Even many staunch defenders of the Second Amendment agree that firearms and the potentially mentally ill should not mix.

That's why we applaud Florida's First District Court of Appeal, which on Sept. 25 rejected a constitutional challenge to the state's "red flag" law, which was enacted after the 2018 mass shooting at Parkland's Marjory Stoneman Douglas High School.

Red-flag laws, also called extreme risk laws, let law enforcement officers act on reports of someone displaying warning-sign behavior and take away their guns with an extreme risk protection order. The laws can stop mass shootings, homicides and suicides from occurring, and they have. They save lives.

And no, adrenaline-pumped cops don't kick the door down, barge in and confiscate weapons from troubled people. Rather, they first petition the court to temporarily remove guns from dangerous situations. And that scenario is what prompted the challenge to the law.

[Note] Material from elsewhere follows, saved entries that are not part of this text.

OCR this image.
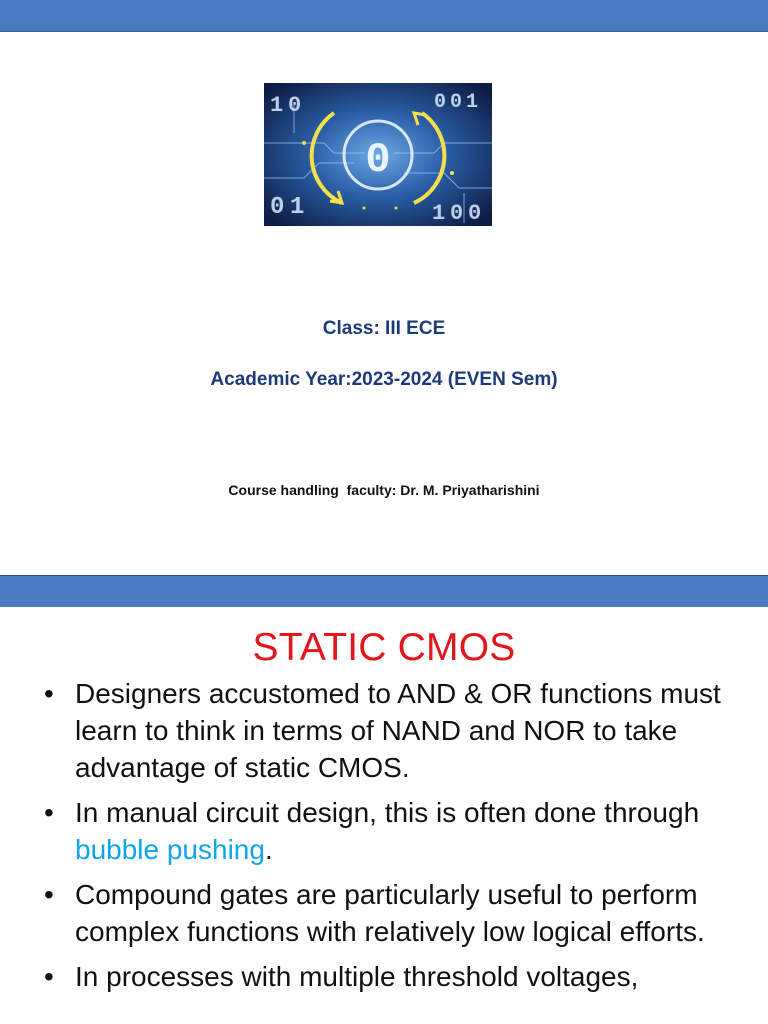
0
1 0
0 1
0 0 1
1 0 0
Class: III ECE
Academic Year:2023-2024 (EVEN Sem)
Course handling  faculty: Dr. M. Priyatharishini
STATIC CMOS
• Designers accustomed to AND & OR functions must learn to think in terms of NAND and NOR to take advantage of static CMOS.
• In manual circuit design, this is often done through bubble pushing.
• Compound gates are particularly useful to perform complex functions with relatively low logical efforts.
• In processes with multiple threshold voltages,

The Gilchrist County Sheriff's Office believed that one of its deputies, Jefferson Eugene Davis, posed a threat after he suspected that his girlfriend was cheating on him. The sheriff's office filed a "risk protection owner" seeking the removal of Davis' firearms.

A circuit judge approved the request, but Davis appealed, challenging the constitutionality of the red-flag law, saying that he had a right to fully argue his case in court. But the court unanimously upheld the spirit of the state's red-flag law.

The court was right to affirm: People who are extremely emotionally disturbed, even for a brief time, should not be allowed possess guns. And law enforcement has the right to intervene.